3, I know it svcks. I have found that, generally speaking, I don't feel any better after trying to fix something (at least when it comes to my H) after the fact. Sometimes it is better to just let it go.
me: 44 XH: 42 M 11 years D10 and S8 Bomb drop 9/27/13 D final 7/1/14
Life is full of fixing situations...from you H to the boys to politics. Now I will let you in on a little secret....Keep this quiet. When you can let go of the feeling of wanting to fix anything other than yourself....your world will be a better place. People will respect you more and you will become a leader as opposed to a manager.
Like the passage about fish....Give a man a fish and you fix the problem, teach a man to fish and you change his life. Fixing is very much the same thing....When some one is allowed to fix their issue, there perception of what was done is different. How they work the problem is different.
I know....very deep thinking....but I suggest 3B and your readers think about it. It applies to everything from work to raising kids. When people ask me about my laid back parenting style....How I can let them make their own choices freely, I always respond the same....I don't want my kids to make the right decision because they fear me, I want them to make the right decision because they know it is right.
There's little book by Pema Chodron "When Things Fall Apart" (you con't have to be Buddhist for it to connect with you). I truly felt that my world had fallen apart. All the plans we made were gone, money was an issue (I thought), I would never be able to retire, my kids would like him better than me, I was a failure... blah, blah, blah, victim, victim, victim. That book really helped to bring me out of that and to figure out me. It has gotten me through a lot of tough times. It's not long, and you can read one chapter and let it marinate for a couple of days, then read another chapter.
Bug - I just ordered the book! I cant wait to read it. I still struggle with the unfairness of the situation and no longer want to be the victim.
The silence continues. Today was the first day in many months that we did not speak at all. It makes me sad but I know that as the days pass it will get easier. I feel like we have taken a huge step backwards but maybe it was something that needed to happen. Man...I can't remember what it used to be like when life was just normal and easy. It seems like a lifetime ago.
"Man...I can't remember what it used to be like when life was just normal and easy. It seems like a lifetime ago."
Ditto.
Me:33 H:35 M: 12 years D-15 S-6 Bomb: 6-2013 OW: 11/2013 Kids and I moved out: 11/2013 when he continued to lie about affair Kids and I moved back in 12/2013 H moved out 2/2014
Life is way better in the not normal and crazy as heck world LOL.
You are creating your new normal....The hard part is creating it. The fun part is living the normal you created. I am sorry that there was silence, but I will also say that the world did not end did it? You have grown 3B as a few months ago...well the world would have ended.
The silence continues.

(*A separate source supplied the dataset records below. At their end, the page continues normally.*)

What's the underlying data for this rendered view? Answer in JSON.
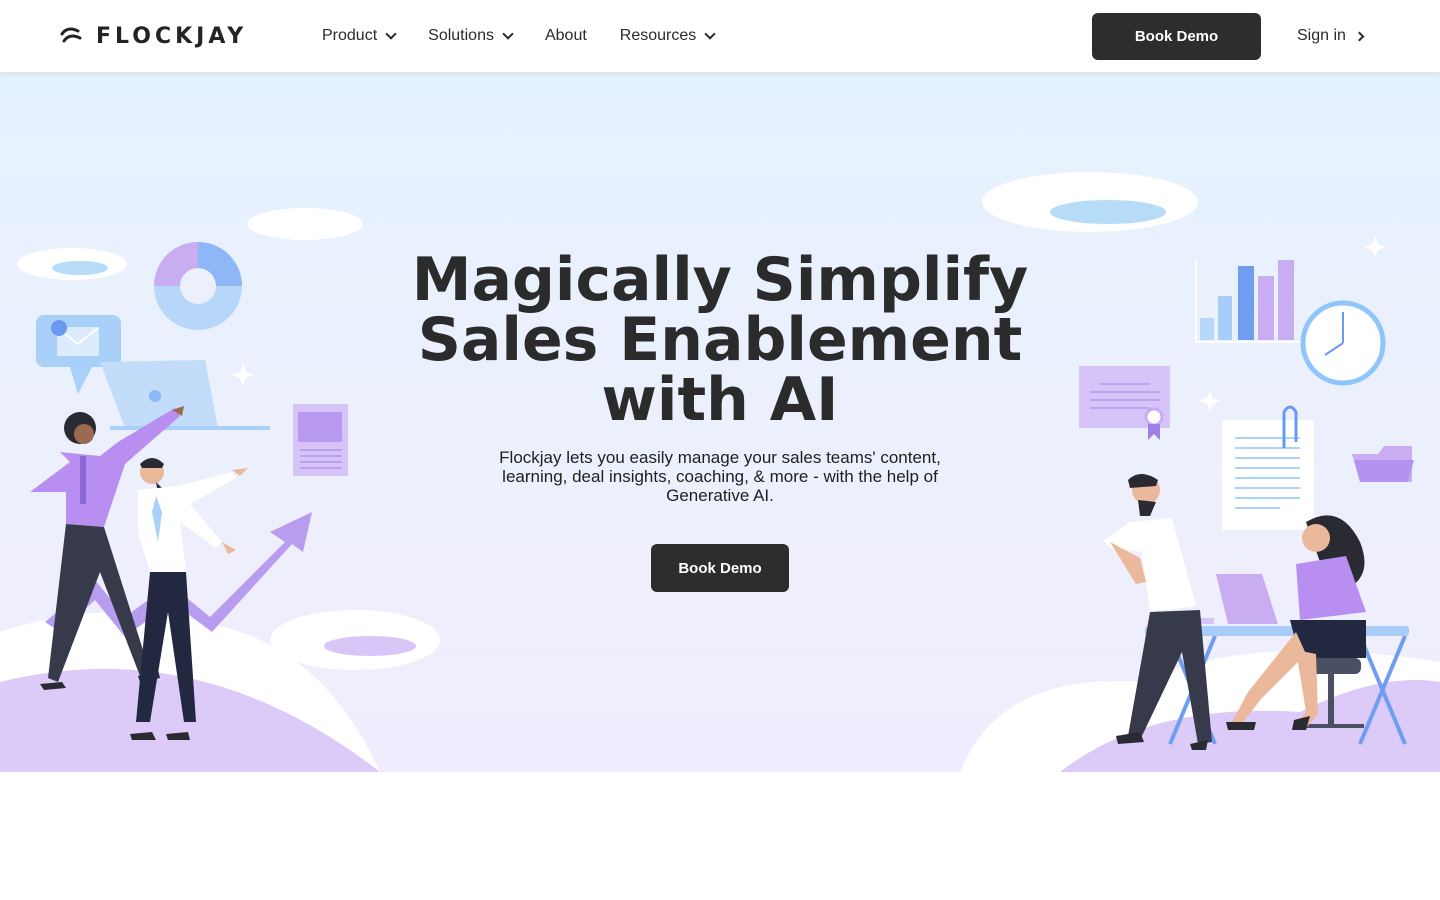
{
  "nav": {
    "logo_text": "FLOCKJAY",
    "items": [
      {
        "label": "Product",
        "dropdown": true
      },
      {
        "label": "Solutions",
        "dropdown": true
      },
      {
        "label": "About",
        "dropdown": false
      },
      {
        "label": "Resources",
        "dropdown": true
      }
    ],
    "book_demo": "Book Demo",
    "sign_in": "Sign in"
  },
  "hero": {
    "headline_line1": "Magically Simplify",
    "headline_line2": "Sales Enablement",
    "headline_line3": "with AI",
    "subtext": "Flockjay lets you easily manage your sales teams' content, learning, deal insights, coaching, & more - with the help of Generative AI.",
    "cta": "Book Demo"
  },
  "colors": {
    "dark": "#2d2d2d",
    "purple": "#b99af0",
    "blue": "#8ec5fb",
    "hero_top": "#e4f2fd",
    "hero_bottom": "#f1ecfd"
  },
  "icons": [
    "logo-icon",
    "chevron-down-icon",
    "chevron-right-icon"
  ]
}
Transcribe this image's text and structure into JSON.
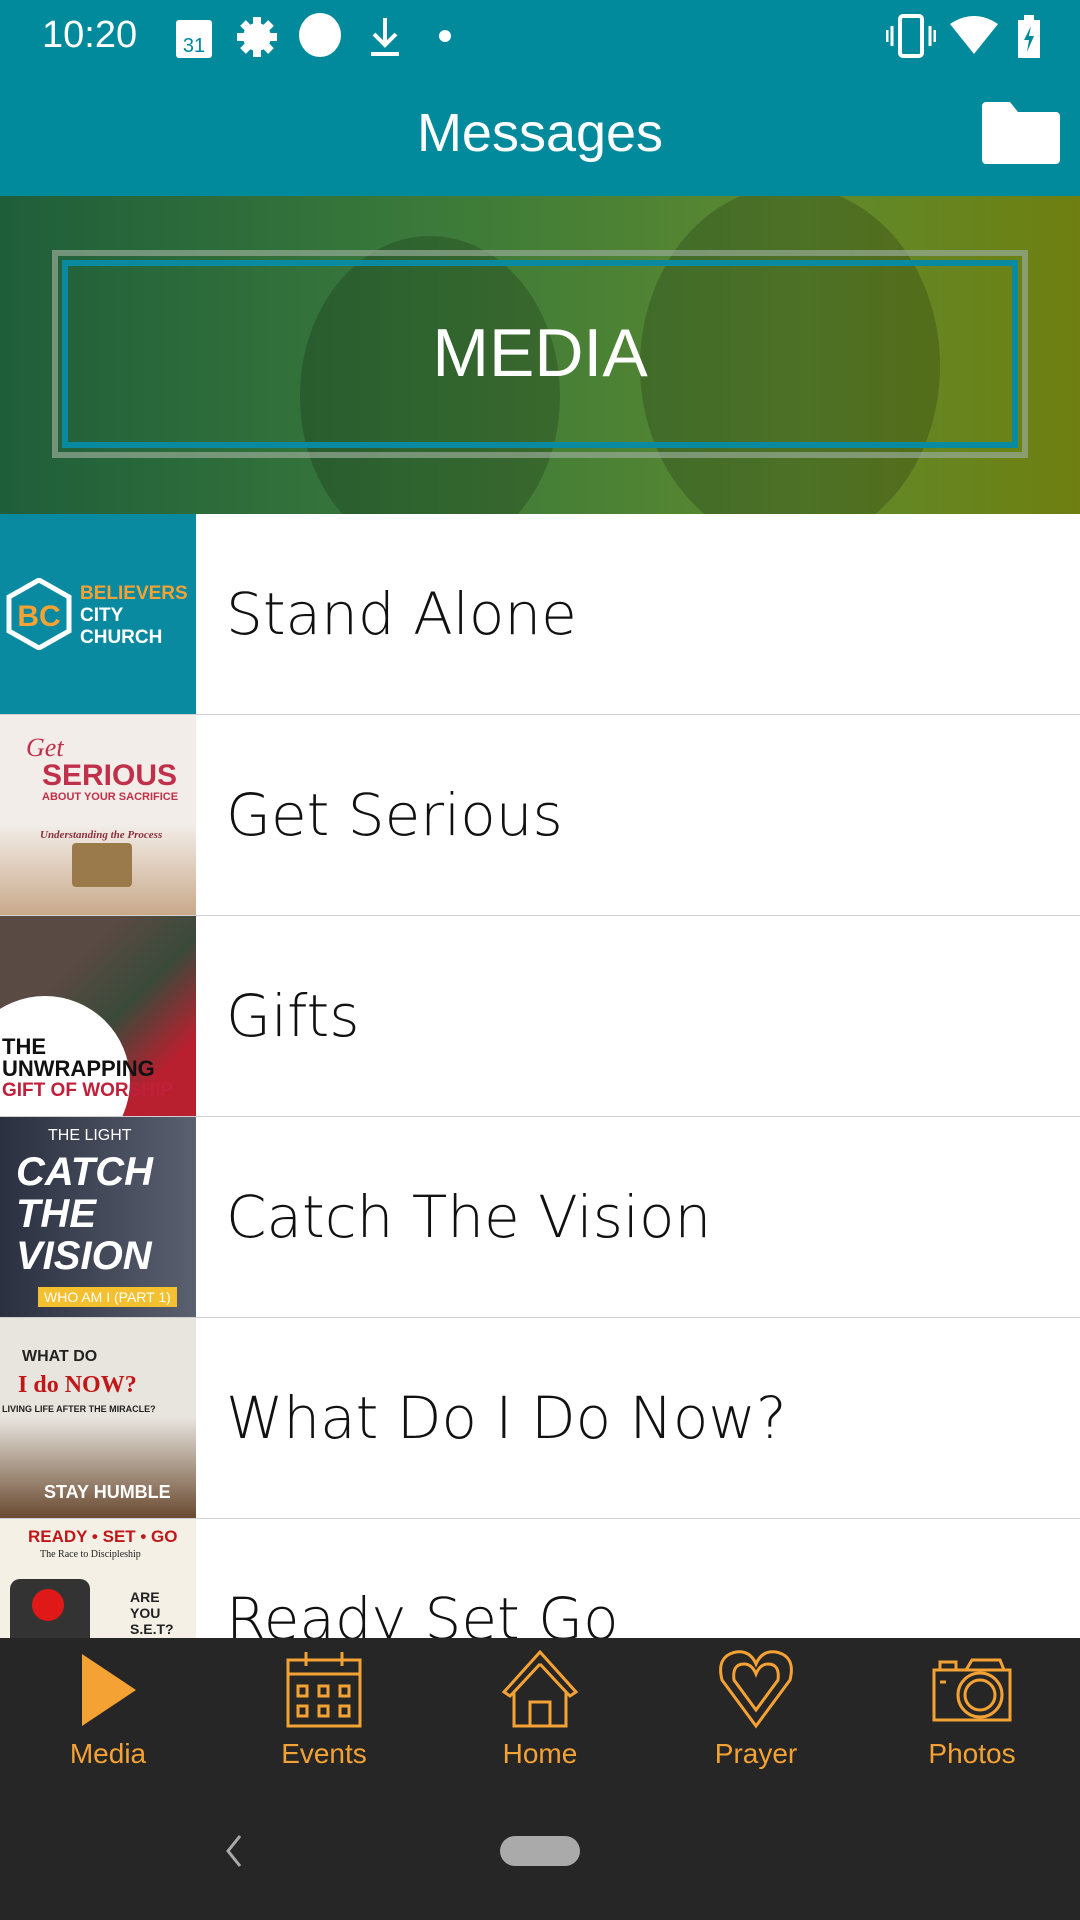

Today was the first day in many months that we did not speak at all. It makes me sad but I know that as the days pass it will get easier. I feel like we have taken a huge step backwards but maybe it was something that needed to happen. Man...I can't remember what it used to be like when life was just normal and easy. It seems like a lifetime ago.
It's all normal. Let go of the past, it won't be coming back neither the good nor the bad.
After my H's surgery last week, I've had a few internal skirmishes with The Fixer. Usually I want to fix something because I'm uncomfortable, there's unease within me. I don't really know what the other person is feeling or if my fixing will actually make the situation better, I just want my anxiety to go away.
We're fixing junkies.
It's interesting what can happen when we just sit with that anxiety and just observe.
Me 57/H 58 M36 S 2.5yrs R 12/13
Let me give up the need to know why things happen as they do. I will never know and constant wondering is constant suffering. Caroline Myss
I had IC yesterday. My IC thinks that I should try and break down my boundaries a bit. She said that my H is clearly not ready to cut ties with OW. She suggested that I say that in order to keep the R we have had the past couple months (however you would define it), he needs to take some smaller steps to show that he actually does care and respect me, which he claims to do. Her suggestion was that H agree to not drive in the same car with OW. She thinks that if he agrees it will show that he is doing some work and that he is not just sitting in limbo. She said that if he does not agree then I know that he is really not willing to do anything on his end and that it will help me move forward. She thinks that it will help more than the black or white boundary of "if you have a R with OW, then you can have no R with me."